L’Ethereum (ETH) s’en est sorti encore moins bien. Considéré comme le « thermomètre de liquidité » du marché crypto, l’ETH est passé de plus de 2 000 $ à moins de 1 900 $ immédiatement après la publication des données. Au 12 février, ETH/USDT sur Gate affichait 1 965 $, peinant à rebondir et n’arrivant pas à reconquérir le seuil psychologique des 2 000 $.

Selon Coinglass, sur les dernières 24 heures, plus de 147 000 traders ont été liquidés sur l’ensemble du marché, pour un total de liquidations dépassant 470 millions de dollars—majoritairement des positions longues.

Ce n’est pas un événement imprévu—c’est une réévaluation des attentes mal placées.

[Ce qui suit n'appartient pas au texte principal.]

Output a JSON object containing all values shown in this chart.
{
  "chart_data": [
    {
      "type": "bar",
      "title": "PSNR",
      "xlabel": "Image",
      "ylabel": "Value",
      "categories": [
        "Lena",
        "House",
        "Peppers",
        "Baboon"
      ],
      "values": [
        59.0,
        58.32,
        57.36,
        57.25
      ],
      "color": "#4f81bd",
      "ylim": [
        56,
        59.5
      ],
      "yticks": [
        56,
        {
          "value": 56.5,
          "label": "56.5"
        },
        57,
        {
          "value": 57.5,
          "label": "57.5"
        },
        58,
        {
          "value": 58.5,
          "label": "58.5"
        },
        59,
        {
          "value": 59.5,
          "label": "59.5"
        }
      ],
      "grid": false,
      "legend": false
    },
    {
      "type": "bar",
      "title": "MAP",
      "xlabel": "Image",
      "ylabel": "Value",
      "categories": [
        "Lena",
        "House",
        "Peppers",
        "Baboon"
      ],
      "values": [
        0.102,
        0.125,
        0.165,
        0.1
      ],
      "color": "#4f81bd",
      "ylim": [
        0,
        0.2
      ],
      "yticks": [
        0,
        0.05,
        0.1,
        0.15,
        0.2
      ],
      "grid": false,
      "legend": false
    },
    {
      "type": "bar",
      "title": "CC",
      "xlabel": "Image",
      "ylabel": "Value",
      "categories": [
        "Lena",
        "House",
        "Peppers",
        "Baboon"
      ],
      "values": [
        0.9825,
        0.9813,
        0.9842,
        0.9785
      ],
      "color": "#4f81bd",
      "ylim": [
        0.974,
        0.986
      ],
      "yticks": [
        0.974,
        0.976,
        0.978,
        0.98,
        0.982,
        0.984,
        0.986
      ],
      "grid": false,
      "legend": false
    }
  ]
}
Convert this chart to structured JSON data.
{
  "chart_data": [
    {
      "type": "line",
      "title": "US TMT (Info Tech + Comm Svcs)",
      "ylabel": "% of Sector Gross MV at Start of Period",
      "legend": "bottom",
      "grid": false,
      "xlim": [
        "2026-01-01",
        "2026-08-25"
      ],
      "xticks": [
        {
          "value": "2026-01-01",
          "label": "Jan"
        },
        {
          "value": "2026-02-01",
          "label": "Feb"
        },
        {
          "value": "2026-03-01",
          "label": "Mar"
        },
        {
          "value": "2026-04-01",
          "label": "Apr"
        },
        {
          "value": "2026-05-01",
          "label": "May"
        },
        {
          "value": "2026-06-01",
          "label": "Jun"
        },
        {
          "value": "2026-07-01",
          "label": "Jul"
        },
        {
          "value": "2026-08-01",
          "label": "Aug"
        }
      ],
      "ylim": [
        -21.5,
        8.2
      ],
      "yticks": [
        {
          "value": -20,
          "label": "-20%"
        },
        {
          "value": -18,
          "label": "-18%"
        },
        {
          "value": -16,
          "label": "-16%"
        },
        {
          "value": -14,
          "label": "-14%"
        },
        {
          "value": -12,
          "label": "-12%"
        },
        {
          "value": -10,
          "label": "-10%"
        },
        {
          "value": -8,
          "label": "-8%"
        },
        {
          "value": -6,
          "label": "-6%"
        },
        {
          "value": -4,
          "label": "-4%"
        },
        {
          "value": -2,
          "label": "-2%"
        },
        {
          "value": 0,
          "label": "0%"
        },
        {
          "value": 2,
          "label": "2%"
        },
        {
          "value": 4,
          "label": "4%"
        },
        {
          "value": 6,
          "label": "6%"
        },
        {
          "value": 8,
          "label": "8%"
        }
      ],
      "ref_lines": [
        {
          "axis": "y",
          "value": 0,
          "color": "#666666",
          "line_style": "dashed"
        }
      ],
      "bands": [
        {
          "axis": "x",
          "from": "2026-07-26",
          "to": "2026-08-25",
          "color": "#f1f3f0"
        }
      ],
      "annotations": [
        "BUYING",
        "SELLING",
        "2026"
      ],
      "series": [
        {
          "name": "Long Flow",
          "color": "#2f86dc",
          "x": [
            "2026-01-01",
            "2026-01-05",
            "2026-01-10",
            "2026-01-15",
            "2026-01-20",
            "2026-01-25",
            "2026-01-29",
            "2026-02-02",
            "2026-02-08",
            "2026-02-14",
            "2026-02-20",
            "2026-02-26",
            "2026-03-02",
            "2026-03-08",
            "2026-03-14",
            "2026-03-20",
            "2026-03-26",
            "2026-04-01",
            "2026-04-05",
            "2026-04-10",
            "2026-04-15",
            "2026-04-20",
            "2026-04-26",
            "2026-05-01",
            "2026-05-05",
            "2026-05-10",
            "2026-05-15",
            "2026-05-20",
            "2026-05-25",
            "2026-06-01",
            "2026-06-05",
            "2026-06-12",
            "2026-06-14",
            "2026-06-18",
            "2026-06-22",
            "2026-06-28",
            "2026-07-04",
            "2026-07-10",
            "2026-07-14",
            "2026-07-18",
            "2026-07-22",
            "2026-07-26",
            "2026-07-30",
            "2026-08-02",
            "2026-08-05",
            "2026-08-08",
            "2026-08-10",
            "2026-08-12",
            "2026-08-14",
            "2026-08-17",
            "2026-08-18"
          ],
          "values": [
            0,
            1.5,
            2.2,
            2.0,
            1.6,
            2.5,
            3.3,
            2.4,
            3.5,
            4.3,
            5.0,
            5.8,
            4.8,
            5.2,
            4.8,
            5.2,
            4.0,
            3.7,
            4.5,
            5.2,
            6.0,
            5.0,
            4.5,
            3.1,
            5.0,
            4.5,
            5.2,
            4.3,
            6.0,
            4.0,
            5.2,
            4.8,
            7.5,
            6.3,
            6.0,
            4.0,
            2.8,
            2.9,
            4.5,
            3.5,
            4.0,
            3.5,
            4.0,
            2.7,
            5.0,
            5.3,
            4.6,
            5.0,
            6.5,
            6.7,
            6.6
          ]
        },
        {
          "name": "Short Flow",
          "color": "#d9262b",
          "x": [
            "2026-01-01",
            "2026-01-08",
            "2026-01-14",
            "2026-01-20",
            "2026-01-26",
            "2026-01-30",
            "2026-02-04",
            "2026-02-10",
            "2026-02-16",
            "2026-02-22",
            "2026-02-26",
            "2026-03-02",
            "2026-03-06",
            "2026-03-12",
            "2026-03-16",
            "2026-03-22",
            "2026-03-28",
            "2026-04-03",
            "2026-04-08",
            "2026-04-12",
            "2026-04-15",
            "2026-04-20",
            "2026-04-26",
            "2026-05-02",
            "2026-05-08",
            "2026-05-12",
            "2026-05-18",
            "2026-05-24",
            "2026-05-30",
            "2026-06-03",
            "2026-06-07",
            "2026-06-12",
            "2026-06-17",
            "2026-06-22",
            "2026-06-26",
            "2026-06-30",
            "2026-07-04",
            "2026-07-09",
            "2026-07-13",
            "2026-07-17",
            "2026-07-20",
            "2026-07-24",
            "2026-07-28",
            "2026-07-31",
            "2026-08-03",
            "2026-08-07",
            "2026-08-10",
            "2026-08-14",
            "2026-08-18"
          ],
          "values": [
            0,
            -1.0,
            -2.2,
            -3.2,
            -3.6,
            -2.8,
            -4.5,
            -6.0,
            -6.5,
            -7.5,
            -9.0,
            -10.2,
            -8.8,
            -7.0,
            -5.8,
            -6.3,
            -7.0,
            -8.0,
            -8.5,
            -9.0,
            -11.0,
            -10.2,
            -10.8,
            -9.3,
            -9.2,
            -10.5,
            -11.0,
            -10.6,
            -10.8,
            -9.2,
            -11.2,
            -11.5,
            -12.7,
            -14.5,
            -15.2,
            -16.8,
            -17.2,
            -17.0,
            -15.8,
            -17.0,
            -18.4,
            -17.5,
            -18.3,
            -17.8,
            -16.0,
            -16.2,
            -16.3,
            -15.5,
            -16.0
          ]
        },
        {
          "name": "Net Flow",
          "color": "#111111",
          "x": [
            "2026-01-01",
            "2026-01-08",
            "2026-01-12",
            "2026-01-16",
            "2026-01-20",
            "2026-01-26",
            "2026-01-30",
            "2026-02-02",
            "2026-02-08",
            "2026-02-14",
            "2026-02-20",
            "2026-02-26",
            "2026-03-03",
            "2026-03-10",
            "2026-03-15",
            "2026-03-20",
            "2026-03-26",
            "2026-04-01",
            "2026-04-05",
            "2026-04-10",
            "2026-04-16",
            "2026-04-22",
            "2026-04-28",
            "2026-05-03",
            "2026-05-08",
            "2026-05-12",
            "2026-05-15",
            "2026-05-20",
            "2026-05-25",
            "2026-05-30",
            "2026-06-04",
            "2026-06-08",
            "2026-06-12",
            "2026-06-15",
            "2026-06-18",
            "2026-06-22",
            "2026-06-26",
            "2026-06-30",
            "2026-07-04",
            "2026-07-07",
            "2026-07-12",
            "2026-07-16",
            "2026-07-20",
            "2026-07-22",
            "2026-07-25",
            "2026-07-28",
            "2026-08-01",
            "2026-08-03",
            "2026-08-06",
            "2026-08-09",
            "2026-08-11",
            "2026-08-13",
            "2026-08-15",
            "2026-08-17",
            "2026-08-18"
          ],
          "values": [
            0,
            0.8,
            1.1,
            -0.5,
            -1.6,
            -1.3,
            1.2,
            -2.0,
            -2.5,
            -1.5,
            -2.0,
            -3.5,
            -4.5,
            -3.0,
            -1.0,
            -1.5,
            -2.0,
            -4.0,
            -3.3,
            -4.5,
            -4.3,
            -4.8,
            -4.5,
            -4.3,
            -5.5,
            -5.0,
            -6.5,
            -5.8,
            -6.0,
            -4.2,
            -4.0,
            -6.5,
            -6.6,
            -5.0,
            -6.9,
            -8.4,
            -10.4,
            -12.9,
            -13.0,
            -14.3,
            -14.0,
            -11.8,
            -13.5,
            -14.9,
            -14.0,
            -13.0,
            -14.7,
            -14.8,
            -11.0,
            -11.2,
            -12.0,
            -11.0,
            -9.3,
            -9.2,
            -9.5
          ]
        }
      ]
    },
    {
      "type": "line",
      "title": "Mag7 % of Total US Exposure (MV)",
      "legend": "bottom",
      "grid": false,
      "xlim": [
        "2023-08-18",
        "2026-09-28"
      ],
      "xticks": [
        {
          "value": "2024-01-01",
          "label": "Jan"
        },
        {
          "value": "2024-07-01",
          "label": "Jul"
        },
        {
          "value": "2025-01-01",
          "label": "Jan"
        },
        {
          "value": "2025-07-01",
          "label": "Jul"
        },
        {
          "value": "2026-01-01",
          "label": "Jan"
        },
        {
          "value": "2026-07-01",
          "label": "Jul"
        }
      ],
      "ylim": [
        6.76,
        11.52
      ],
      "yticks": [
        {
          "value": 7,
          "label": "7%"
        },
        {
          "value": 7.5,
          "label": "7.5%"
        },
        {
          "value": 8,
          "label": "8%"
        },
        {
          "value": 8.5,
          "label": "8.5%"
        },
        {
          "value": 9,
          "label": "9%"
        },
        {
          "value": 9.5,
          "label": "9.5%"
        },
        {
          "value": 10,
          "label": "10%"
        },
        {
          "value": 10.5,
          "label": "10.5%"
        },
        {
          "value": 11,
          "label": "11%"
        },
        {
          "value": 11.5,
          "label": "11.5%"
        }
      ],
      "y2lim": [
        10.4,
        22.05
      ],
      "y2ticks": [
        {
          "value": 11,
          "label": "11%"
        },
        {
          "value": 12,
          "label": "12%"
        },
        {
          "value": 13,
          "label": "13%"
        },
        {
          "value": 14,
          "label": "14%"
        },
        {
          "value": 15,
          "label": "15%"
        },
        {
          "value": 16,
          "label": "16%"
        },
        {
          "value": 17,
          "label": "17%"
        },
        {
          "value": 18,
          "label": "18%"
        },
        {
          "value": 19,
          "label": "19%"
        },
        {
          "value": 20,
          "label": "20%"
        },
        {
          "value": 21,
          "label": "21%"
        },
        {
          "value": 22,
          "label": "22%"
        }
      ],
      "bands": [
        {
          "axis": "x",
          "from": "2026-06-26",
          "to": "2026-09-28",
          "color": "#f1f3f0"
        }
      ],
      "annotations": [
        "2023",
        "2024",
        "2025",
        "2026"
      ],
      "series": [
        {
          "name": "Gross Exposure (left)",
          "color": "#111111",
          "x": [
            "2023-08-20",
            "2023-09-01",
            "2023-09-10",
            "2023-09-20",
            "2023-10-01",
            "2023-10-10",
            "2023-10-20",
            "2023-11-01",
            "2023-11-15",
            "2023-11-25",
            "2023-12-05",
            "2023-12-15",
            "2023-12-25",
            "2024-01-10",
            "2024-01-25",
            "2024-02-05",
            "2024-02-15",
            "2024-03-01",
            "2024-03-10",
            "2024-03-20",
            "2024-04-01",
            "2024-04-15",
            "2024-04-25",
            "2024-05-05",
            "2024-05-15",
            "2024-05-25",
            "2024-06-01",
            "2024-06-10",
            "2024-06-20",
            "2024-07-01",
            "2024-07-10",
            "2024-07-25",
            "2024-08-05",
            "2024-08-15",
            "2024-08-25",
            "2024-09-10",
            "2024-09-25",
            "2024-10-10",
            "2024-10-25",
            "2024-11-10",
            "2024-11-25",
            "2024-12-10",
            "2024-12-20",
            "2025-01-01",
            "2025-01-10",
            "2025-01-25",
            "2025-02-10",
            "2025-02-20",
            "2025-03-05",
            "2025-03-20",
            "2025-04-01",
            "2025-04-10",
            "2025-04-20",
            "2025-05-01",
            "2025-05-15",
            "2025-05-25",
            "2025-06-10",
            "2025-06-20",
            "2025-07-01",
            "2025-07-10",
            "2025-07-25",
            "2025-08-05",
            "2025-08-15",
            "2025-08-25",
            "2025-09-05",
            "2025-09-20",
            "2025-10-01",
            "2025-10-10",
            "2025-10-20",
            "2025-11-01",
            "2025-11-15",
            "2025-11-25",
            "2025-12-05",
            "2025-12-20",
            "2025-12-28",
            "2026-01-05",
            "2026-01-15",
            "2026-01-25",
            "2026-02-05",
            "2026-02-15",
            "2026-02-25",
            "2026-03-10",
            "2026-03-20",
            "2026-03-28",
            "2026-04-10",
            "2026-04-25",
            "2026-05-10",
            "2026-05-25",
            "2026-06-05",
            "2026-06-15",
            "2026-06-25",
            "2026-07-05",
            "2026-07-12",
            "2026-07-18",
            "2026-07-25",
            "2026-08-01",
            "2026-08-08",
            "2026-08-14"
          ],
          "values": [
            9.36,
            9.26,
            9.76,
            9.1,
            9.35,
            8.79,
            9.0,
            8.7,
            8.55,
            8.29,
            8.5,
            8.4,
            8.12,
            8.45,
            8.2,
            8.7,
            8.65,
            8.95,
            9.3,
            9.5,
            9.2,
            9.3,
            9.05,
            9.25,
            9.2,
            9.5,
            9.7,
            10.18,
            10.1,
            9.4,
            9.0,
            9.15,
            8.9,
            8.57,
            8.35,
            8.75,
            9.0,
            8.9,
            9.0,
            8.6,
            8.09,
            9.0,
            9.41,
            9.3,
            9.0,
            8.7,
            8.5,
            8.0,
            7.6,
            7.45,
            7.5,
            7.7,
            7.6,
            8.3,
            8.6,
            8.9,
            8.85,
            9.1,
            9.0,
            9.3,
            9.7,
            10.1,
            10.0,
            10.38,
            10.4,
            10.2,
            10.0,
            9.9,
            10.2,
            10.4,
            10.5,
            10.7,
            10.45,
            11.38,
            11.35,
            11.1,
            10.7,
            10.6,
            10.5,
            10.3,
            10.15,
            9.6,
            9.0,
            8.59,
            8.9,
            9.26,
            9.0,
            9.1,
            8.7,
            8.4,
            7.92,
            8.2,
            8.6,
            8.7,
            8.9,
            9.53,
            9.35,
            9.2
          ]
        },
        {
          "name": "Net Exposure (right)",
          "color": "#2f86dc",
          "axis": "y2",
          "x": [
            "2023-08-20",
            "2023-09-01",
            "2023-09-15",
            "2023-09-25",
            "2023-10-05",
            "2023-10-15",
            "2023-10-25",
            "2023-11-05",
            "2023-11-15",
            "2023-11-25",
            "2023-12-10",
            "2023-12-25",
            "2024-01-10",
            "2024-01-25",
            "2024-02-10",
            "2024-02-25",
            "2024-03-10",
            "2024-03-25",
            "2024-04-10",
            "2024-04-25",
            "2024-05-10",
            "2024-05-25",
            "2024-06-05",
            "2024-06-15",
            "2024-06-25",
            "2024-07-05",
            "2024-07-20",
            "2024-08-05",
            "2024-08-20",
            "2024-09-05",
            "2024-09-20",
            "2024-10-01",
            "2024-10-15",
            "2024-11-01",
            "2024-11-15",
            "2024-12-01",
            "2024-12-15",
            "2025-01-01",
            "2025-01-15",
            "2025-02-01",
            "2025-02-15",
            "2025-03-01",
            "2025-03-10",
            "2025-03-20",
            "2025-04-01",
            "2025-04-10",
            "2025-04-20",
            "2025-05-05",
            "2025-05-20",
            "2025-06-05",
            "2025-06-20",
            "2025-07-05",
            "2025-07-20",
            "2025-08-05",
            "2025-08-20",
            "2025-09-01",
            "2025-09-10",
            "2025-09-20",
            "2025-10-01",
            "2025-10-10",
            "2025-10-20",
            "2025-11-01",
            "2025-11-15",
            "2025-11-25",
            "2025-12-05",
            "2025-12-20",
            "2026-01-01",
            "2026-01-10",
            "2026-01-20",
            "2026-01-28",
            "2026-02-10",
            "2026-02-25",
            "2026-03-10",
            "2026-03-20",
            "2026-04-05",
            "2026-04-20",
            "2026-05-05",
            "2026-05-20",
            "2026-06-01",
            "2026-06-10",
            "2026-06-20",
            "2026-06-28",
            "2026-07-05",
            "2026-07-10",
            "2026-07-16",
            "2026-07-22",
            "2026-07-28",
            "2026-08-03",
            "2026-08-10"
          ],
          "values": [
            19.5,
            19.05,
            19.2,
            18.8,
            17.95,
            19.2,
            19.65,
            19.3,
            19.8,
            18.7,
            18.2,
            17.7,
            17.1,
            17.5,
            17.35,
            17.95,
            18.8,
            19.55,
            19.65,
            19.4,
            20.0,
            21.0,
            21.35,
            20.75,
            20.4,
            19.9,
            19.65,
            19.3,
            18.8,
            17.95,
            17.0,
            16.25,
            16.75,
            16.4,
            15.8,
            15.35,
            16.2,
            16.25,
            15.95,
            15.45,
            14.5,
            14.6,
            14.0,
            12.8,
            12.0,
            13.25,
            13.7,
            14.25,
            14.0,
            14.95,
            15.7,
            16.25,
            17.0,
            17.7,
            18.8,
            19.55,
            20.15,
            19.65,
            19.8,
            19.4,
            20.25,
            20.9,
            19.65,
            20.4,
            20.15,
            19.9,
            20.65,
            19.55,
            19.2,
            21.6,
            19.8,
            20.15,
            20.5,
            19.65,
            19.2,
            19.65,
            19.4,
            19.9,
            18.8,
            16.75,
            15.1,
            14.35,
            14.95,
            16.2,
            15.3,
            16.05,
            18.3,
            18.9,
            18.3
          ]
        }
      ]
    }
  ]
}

Ce qui a été percé, ce n’est pas la « prospérité sur le papier » du marché de l’emploi, mais l’optimisme excessif du marché quant à un changement de cap de la Fed. L’écart entre 130 000 et 75 000 a suffi à infliger de lourdes pertes aux capitaux sous effet de levier. Sur Gate, les taux de financement des contrats perpétuels sont largement passés en négatif, signe que les traders professionnels réduisent activement leur exposition au risque et que le marché est entré dans une phase classique de « remise à zéro de l’effet de levier ».

Conclusion

Les données sur l’emploi non agricole continueront d’être publiées. Les révisions se poursuivront. Le récit macroéconomique oscillera entre « atterrissage en douceur » et « atterrissage brutal ».

Mais une chose devient de plus en plus évidente : lorsque les grandes économies commencent à « embellir » leurs données sur l’emploi, le risque de valoriser les actifs sur la base d’un seul indicateur macroéconomique augmente fortement.

C’est pourquoi, lors de cet ajustement, certains investisseurs institutionnels sur Gate n’ont pas quitté le marché. Ils ont plutôt transféré des fonds depuis des positions fortement à effet de levier sur les grandes cryptomonnaies vers des actifs de petite et moyenne capitalisation présentant des avancées claires dans leur écosystème. Ce n’est pas seulement de l’aversion au risque—c’est une volonté délibérée d’éliminer le « bruit macro ».

La réalité du marché de l’emploi peut toujours accuser un retard. Mais la distribution des tokens sur la blockchain, les taux de financement des contrats et la profondeur du carnet d’ordres spot révèlent la véritable dynamique à chaque instant.

Le 12 février, le BTC s’échangeait à 67 000 $ et l’ETH à 1 965 $ sur Gate. Ces prix ne traduisent ni euphorie ni désespoir. Ils attendent simplement—attendent que le marché fasse la distinction entre prospérité sur le papier et demande authentique.

Et les vrais points bas naissent souvent au cœur des moments de plus grande division du consensus.